Like Netanyahu, he knows how to play to his base, and manages to stay in power despite widespread dislike.

Whether his latest move has gone too far for Canadian voters remains to be seen, although he's not alone in this; even the rival Liberals and NDP have officially expressed opposition to BDS.

While a Conservative predecessor of Harper’s, former Prime Minister Brian Mulroney, once threatened South Africa with sanctions in an apartheid-era speech to the United Nations, Canada was one of the Commonwealth’s softer opponents of the South African regime. (At the time, Harper was a leading member of the Reform Party, which included white supremacist groups and had several prominent pro-apartheid members.) But even then, there was never such an overt criminalization of boycott advocacy.

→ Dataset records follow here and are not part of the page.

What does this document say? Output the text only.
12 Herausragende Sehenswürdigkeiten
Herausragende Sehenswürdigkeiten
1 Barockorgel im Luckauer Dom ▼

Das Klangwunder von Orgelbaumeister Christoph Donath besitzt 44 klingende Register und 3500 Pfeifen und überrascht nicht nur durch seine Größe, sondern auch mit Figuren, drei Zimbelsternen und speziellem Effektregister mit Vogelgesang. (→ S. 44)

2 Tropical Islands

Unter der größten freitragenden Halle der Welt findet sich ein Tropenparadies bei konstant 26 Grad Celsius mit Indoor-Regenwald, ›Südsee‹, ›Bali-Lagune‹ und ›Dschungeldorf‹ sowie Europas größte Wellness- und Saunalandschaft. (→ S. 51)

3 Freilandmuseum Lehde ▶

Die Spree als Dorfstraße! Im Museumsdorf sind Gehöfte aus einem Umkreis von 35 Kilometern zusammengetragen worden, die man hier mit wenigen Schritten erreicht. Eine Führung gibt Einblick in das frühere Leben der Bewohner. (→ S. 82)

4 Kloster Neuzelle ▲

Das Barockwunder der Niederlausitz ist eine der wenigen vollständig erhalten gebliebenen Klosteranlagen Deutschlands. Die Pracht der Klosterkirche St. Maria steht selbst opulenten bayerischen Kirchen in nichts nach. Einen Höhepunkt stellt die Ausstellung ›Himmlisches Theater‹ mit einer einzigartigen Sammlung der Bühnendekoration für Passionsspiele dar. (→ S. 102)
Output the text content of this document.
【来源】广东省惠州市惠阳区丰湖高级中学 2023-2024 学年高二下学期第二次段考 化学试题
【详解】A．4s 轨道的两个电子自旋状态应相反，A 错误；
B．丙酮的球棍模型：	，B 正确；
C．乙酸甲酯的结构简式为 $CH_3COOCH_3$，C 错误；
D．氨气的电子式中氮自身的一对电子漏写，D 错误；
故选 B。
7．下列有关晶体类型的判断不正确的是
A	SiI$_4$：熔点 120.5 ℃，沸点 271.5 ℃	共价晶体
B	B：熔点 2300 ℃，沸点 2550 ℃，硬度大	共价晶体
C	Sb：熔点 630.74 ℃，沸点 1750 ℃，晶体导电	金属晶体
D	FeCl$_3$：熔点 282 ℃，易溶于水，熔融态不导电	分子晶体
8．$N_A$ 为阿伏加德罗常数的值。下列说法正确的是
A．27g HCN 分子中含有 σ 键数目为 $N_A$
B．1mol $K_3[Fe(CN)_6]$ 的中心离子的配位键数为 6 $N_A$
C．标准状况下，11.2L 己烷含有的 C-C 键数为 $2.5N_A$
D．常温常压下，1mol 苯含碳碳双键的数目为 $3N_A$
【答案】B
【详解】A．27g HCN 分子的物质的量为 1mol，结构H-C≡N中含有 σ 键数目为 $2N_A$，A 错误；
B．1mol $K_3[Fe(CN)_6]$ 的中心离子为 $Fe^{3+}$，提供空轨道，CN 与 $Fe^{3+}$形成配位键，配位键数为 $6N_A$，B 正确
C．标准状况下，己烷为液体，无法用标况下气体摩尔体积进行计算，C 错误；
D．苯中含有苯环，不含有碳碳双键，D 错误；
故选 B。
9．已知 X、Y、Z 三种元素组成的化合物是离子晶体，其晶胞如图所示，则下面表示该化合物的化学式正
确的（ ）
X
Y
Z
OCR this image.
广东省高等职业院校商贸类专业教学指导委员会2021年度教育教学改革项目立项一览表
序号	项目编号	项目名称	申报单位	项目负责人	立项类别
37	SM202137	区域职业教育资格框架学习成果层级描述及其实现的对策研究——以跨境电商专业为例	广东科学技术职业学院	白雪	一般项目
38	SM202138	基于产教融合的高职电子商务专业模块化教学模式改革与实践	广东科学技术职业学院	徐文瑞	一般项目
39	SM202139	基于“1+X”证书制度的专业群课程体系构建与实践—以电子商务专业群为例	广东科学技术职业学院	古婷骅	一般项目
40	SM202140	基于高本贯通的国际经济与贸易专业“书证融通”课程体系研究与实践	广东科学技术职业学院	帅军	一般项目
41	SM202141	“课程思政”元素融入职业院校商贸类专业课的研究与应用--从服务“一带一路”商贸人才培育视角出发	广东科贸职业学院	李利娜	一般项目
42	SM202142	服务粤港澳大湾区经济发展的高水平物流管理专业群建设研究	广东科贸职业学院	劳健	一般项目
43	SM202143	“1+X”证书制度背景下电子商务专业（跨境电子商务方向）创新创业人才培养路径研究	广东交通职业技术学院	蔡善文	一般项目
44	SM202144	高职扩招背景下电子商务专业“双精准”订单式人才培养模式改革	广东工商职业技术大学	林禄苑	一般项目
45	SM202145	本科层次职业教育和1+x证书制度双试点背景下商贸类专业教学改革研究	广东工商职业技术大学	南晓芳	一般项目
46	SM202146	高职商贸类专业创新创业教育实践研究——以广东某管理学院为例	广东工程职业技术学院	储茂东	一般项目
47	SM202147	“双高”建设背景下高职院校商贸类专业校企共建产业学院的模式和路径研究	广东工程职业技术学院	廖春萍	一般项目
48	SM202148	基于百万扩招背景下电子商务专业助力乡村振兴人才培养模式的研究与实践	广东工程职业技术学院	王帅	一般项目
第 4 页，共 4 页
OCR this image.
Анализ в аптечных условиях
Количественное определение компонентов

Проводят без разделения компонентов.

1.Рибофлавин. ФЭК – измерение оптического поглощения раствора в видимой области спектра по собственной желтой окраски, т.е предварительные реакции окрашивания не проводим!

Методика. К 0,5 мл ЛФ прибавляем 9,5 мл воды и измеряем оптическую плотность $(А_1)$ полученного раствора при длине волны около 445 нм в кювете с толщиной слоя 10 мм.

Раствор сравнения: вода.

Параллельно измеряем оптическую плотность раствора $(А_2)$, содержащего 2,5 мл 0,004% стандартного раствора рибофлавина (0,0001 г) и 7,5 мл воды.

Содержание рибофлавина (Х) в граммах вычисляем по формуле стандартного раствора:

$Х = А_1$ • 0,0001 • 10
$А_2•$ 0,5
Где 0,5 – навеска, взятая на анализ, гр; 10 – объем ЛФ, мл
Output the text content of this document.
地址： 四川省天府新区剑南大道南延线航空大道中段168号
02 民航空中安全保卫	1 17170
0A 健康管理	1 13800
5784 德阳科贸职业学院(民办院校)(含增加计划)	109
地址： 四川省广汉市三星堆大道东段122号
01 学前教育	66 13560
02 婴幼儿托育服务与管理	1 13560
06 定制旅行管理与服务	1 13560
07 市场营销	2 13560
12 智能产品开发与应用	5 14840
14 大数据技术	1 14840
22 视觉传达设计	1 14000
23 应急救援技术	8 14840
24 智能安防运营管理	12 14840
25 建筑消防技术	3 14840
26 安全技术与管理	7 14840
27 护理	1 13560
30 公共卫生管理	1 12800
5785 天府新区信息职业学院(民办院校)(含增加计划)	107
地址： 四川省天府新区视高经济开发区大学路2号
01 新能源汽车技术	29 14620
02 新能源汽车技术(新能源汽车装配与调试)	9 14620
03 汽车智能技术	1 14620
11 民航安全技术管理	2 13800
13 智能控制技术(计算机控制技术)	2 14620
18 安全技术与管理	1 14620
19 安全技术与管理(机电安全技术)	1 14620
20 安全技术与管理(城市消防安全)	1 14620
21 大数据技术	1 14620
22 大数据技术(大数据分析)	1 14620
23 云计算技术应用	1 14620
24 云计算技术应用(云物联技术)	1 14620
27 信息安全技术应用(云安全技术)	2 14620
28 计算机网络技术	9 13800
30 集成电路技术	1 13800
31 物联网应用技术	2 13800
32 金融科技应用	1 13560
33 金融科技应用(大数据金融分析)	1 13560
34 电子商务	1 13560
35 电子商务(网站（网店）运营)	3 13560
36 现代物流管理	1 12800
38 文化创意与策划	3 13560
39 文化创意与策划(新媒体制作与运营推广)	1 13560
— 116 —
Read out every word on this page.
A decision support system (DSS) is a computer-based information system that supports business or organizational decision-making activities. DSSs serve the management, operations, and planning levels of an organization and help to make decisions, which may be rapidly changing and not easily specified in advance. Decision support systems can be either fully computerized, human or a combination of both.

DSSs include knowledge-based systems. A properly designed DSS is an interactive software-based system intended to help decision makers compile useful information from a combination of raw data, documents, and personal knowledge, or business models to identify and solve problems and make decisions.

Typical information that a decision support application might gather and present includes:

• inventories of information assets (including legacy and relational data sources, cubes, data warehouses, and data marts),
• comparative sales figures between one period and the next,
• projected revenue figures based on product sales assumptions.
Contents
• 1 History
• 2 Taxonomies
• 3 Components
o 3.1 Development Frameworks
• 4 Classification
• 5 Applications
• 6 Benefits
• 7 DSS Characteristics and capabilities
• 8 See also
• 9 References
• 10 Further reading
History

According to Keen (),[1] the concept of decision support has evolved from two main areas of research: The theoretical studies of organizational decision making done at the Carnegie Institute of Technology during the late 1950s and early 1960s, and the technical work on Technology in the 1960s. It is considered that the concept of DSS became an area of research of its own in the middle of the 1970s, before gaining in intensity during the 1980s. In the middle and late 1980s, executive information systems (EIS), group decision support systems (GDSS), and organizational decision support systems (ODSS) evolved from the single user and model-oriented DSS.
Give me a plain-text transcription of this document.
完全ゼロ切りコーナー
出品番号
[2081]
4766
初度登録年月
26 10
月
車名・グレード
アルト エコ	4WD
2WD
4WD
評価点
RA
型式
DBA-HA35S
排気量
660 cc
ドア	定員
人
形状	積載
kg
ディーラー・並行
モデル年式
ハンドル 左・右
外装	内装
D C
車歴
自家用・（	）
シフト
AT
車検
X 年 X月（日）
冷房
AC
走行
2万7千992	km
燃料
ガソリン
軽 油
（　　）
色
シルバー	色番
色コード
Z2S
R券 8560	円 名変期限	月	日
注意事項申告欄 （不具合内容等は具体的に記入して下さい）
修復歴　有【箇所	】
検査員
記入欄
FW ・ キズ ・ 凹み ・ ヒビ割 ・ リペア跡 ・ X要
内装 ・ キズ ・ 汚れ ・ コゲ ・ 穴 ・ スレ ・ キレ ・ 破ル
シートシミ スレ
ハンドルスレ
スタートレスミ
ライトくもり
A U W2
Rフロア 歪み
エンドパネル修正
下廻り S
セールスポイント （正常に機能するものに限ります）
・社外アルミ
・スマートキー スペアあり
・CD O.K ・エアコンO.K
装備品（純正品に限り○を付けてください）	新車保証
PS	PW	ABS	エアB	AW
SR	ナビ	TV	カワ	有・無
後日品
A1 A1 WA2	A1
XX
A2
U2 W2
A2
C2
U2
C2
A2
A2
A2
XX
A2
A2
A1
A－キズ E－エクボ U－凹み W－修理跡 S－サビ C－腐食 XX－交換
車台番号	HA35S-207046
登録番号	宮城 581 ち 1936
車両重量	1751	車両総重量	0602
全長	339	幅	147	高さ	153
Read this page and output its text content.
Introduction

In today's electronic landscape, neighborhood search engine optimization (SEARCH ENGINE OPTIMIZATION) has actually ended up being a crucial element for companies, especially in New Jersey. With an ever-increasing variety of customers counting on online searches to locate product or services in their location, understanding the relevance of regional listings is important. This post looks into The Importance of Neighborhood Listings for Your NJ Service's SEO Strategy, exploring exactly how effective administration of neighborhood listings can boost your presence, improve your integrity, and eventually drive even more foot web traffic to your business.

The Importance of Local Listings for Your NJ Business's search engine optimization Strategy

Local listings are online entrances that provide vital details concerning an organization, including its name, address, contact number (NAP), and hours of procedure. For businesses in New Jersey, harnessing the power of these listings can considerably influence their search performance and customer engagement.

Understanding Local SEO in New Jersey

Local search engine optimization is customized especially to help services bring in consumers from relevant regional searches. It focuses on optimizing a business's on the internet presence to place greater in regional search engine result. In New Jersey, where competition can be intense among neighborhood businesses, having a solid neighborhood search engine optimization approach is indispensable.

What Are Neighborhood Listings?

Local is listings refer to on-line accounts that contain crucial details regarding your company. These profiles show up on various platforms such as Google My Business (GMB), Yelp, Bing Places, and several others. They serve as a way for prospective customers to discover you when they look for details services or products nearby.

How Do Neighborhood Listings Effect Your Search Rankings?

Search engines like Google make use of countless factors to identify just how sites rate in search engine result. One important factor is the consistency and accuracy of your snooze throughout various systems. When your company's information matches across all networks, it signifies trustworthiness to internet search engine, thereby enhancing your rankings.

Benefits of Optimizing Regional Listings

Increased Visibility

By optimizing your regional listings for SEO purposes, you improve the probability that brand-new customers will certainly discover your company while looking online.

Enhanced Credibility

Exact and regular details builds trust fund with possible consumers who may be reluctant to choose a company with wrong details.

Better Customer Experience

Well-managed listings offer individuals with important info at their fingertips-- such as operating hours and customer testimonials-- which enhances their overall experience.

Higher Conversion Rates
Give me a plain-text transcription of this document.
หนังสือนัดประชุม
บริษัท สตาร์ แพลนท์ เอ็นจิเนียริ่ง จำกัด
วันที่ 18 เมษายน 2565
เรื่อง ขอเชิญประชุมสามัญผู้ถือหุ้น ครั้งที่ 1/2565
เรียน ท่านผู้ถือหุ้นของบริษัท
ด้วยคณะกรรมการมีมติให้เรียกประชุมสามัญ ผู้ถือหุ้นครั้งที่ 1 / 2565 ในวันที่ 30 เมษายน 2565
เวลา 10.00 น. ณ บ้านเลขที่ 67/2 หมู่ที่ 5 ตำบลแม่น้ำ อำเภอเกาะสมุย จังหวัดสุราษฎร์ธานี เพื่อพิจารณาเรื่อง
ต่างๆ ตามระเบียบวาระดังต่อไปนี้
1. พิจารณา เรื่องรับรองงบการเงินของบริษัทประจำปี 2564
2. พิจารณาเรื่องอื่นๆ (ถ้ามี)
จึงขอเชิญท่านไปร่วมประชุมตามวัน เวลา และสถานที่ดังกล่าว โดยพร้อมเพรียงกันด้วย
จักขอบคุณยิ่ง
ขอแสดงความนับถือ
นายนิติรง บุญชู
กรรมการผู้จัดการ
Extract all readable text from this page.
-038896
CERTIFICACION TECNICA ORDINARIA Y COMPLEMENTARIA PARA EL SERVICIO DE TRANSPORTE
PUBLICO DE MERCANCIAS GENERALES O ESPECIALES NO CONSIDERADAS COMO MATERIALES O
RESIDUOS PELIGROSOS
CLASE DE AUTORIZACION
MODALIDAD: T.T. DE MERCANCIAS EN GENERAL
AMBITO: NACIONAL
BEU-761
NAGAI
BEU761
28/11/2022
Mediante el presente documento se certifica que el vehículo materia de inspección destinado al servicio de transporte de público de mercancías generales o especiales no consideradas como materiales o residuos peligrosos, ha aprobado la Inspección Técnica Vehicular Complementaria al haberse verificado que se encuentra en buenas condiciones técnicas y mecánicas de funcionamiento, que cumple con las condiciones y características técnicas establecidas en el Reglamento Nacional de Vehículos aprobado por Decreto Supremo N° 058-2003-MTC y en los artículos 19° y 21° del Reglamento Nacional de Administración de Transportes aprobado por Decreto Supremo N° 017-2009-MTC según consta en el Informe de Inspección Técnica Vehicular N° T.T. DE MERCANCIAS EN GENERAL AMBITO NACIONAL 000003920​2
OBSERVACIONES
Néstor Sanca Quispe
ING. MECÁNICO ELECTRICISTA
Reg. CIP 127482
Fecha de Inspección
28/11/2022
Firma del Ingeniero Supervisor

In the United States, where hate speech is often considered one form of free speech, it was Americans advocating against sanctions who were prosecuted for bringing medical supplies to beleaguered Baghdad during the 12-year embargo.
One would hope that Canada, simultaneously the birthplace of the Israeli Apartheid Week movement and Israel's greatest friend, according to Harper, will not ultimately see a law implemented that criminalizes elderly Quakers for bearing BDS placards at peaceful rallies. The best possible outcome of Harper’s latest maneuver would be a heightened national dialogue about the Middle East and a heightened awareness of the dangers of criminalizing dissent.
Canadian journalist Hadani Ditmars is the author of "Dancing in the No-Fly Zone: a Woman's Journey Through Iraq" and a past editor at New Internationalist. She has been reporting from the Middle East for two decades.